Um reencontro impossível
Um reencontro impossível
Chovia memória nas pedras daquela rua. Mesmo com o céu limpo, eu sentia cada lembrança escorrer pelos meus passos enquanto caminhava entre as mesas vazias do antigo beco.
Era sempre à meia-noite que eu aparecia por ali. Os candeeiros douravam os casarões coloniais como se escondessem segredos em suas paredes. As janelas — todas fechadas — pareciam olhos que não queriam mais ver. E eu compreendia. Eu também já vira demais.
Sentei à mesma mesa. Aquela do canto, onde costumávamos dividir silêncios que diziam mais que qualquer conversa.
Na última noite em que estivemos juntos aqui, ela me disse algo que ecoa até hoje:
“Algumas ruas não levam a lugar nenhum, apenas a nós mesmos.”
Depois disso, sumiu. Sem rastros. Sem nome na lista dos desaparecidos. Mas eu sei. Ela ainda está por aqui. Em alguma janela que se recusa a abrir. No reflexo da taça abandonada na mesa ao lado.
Talvez eu esteja preso a esta rua como um eco. Ou talvez... eu nunca tenha saído dela. Porque desde então, tudo o que faço é voltar. Sentar. Esperar.
E toda vez que ouço o leve ranger de uma porta ao fundo… juro que é ela.
Só que nunca é.
E mesmo assim, eu fico.
Porque algo em mim acredita — ou finge acreditar — que uma hora será ela.

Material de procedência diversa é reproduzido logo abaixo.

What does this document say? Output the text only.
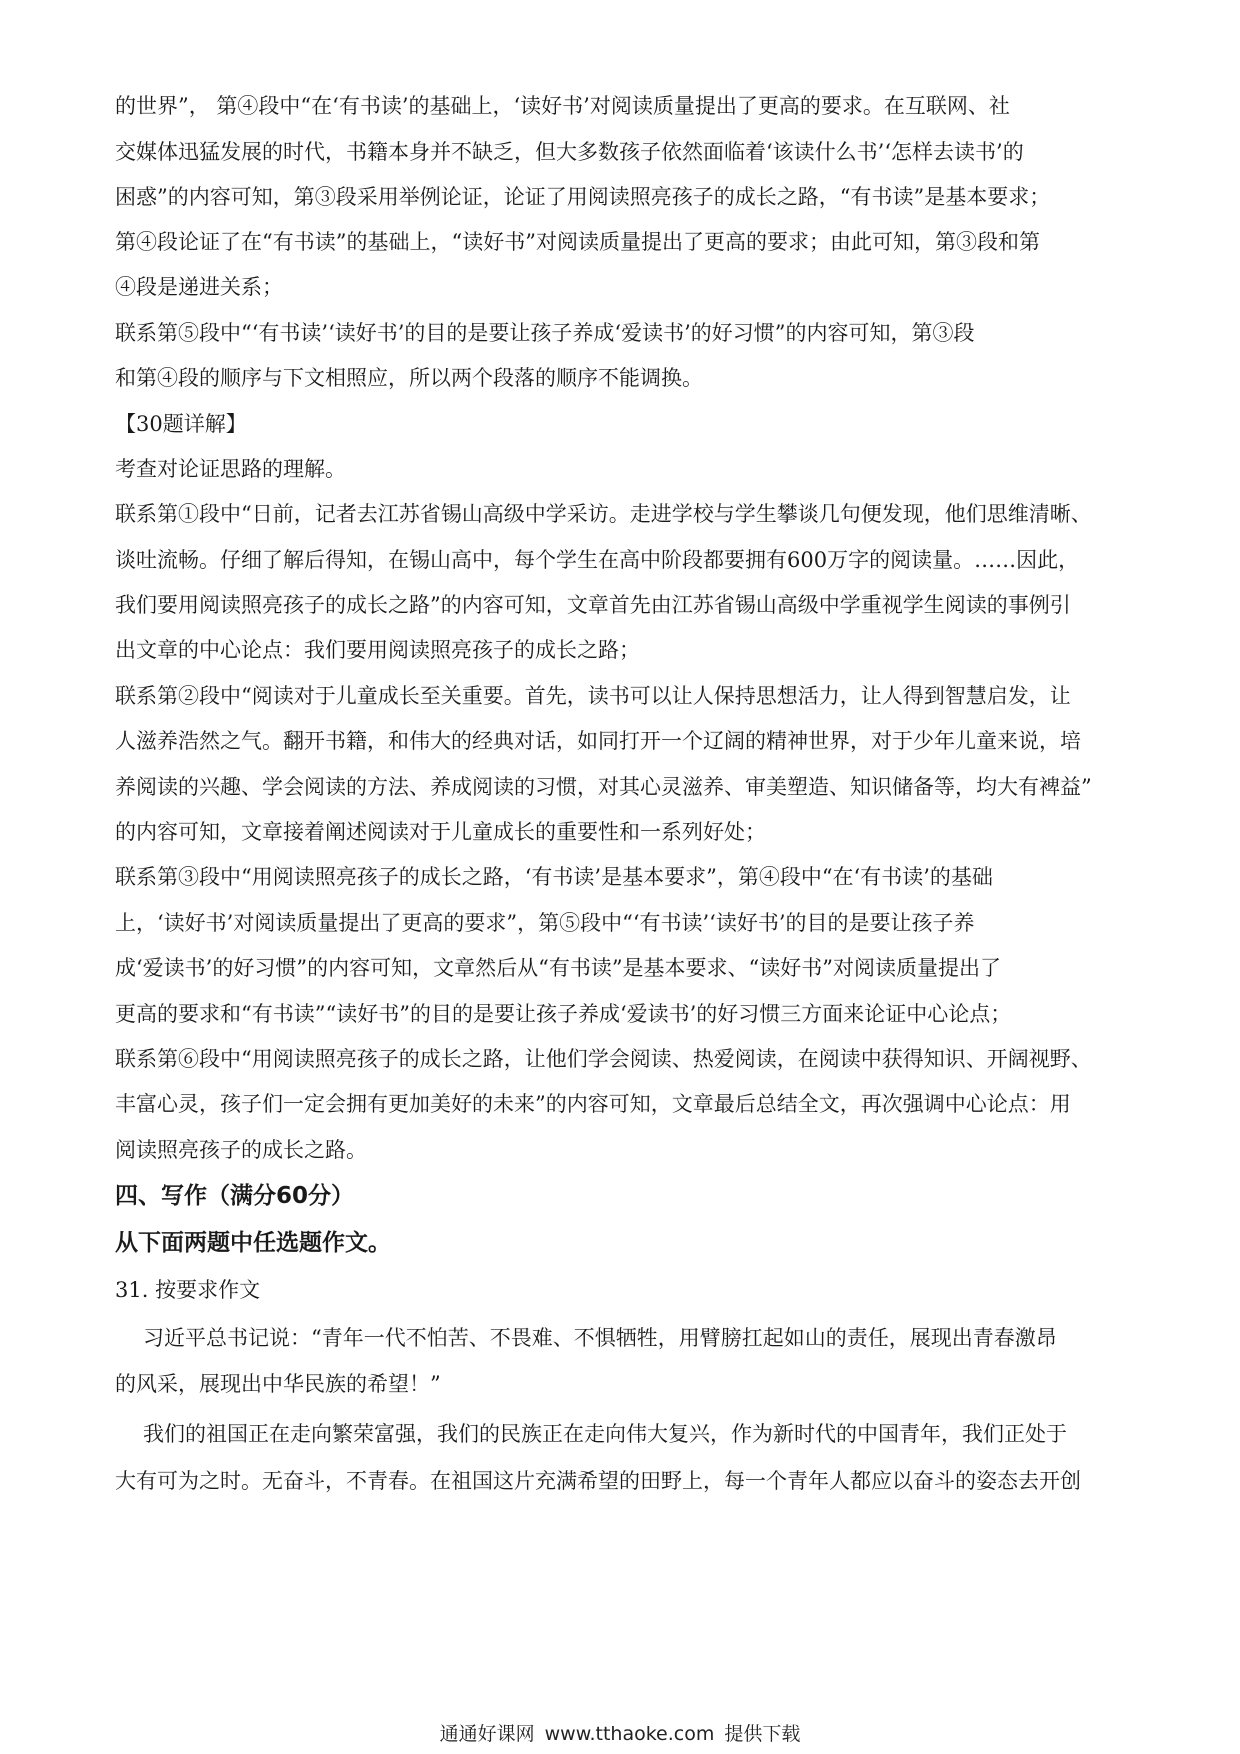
的世界”， 第④段中“在‘有书读’的基础上，‘读好书’对阅读质量提出了更高的要求。在互联网、社
交媒体迅猛发展的时代，书籍本身并不缺乏，但大多数孩子依然面临着‘该读什么书’‘怎样去读书’的
困惑”的内容可知，第③段采用举例论证，论证了用阅读照亮孩子的成长之路，“有书读”是基本要求；
第④段论证了在“有书读”的基础上，“读好书”对阅读质量提出了更高的要求；由此可知，第③段和第
④段是递进关系；
联系第⑤段中“‘有书读’‘读好书’的目的是要让孩子养成‘爱读书’的好习惯”的内容可知，第③段
和第④段的顺序与下文相照应，所以两个段落的顺序不能调换。
【30题详解】
考查对论证思路的理解。
联系第①段中“日前，记者去江苏省锡山高级中学采访。走进学校与学生攀谈几句便发现，他们思维清晰、
谈吐流畅。仔细了解后得知，在锡山高中，每个学生在高中阶段都要拥有600万字的阅读量。……因此，
我们要用阅读照亮孩子的成长之路”的内容可知，文章首先由江苏省锡山高级中学重视学生阅读的事例引
出文章的中心论点：我们要用阅读照亮孩子的成长之路；
联系第②段中“阅读对于儿童成长至关重要。首先，读书可以让人保持思想活力，让人得到智慧启发，让
人滋养浩然之气。翻开书籍，和伟大的经典对话，如同打开一个辽阔的精神世界，对于少年儿童来说，培
养阅读的兴趣、学会阅读的方法、养成阅读的习惯，对其心灵滋养、审美塑造、知识储备等，均大有裨益”
的内容可知，文章接着阐述阅读对于儿童成长的重要性和一系列好处；
联系第③段中“用阅读照亮孩子的成长之路，‘有书读’是基本要求”，第④段中“在‘有书读’的基础
上，‘读好书’对阅读质量提出了更高的要求”，第⑤段中“‘有书读’‘读好书’的目的是要让孩子养
成‘爱读书’的好习惯”的内容可知，文章然后从“有书读”是基本要求、“读好书”对阅读质量提出了
更高的要求和“有书读”“读好书”的目的是要让孩子养成‘爱读书’的好习惯三方面来论证中心论点；
联系第⑥段中“用阅读照亮孩子的成长之路，让他们学会阅读、热爱阅读，在阅读中获得知识、开阔视野、
丰富心灵，孩子们一定会拥有更加美好的未来”的内容可知，文章最后总结全文，再次强调中心论点：用
阅读照亮孩子的成长之路。
四、写作（满分60分）
从下面两题中任选题作文。
31. 按要求作文
习近平总书记说：“青年一代不怕苦、不畏难、不惧牺牲，用臂膀扛起如山的责任，展现出青春激昂
的风采，展现出中华民族的希望！”
我们的祖国正在走向繁荣富强，我们的民族正在走向伟大复兴，作为新时代的中国青年，我们正处于
大有可为之时。无奋斗，不青春。在祖国这片充满希望的田野上，每一个青年人都应以奋斗的姿态去开创
通通好课网 www.tthaoke.com 提供下载
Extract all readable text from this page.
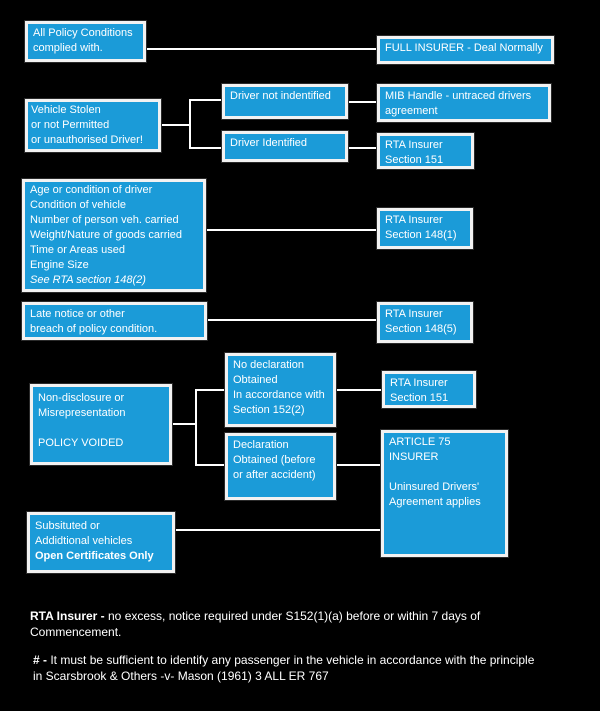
All Policy Conditions
complied with.	FULL INSURER - Deal Normally
Vehicle Stolen
or not Permitted
or unauthorised Driver!
Driver not indentified	MIB Handle - untraced drivers
agreement
Driver Identified	RTA Insurer
Section 151
Age or condition of driver
Condition of vehicle
Number of person veh. carried
Weight/Nature of goods carried
Time or Areas used
Engine Size
See RTA section 148(2)
RTA Insurer
Section 148(1)
Late notice or other
breach of policy condition.
RTA Insurer
Section 148(5)
Non-disclosure or
Misrepresentation
POLICY VOIDED
No declaration
Obtained
In accordance with
Section 152(2)
RTA Insurer
Section 151
Declaration
Obtained (before
or after accident)
ARTICLE 75
INSURER
Uninsured Drivers'
Agreement applies
Subsituted or
Addidtional vehicles
Open Certificates Only
RTA Insurer - no excess, notice required under S152(1)(a) before or within 7 days of
Commencement.
# - It must be sufficient to identify any passenger in the vehicle in accordance with the principle
in Scarsbrook & Others -v- Mason (1961) 3 ALL ER 767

O vento passa entre os becos como se tivesse nome. Traz cheiro de terra antiga, de promessas esquecidas no tempo. Os prédios respiram nostalgia. O chão guarda as pegadas de quem já partiu. E eu… continuo sendo só um vulto à espera de um reencontro impossível.
Hoje, há três mesas com velas acesas. Ninguém as acendeu. Ninguém veio. Mas a luz está lá, firme, como se soubesse que alguém precisa dela para não enlouquecer.
Às vezes acho que morri ali naquela noite. Que meu corpo é só uma memória mal resolvida, caminhando em círculos por essa rua onde o tempo se recusa a seguir. Talvez esta rua nem exista mais para o mundo. Mas para mim, é tudo que sobrou.
E se amanhã ela abrir a porta, sentar à minha frente e sorrir como antes, talvez o feitiço se quebre.
Ou talvez não.
Talvez o amor seja isso: ficar… mesmo depois que tudo foi.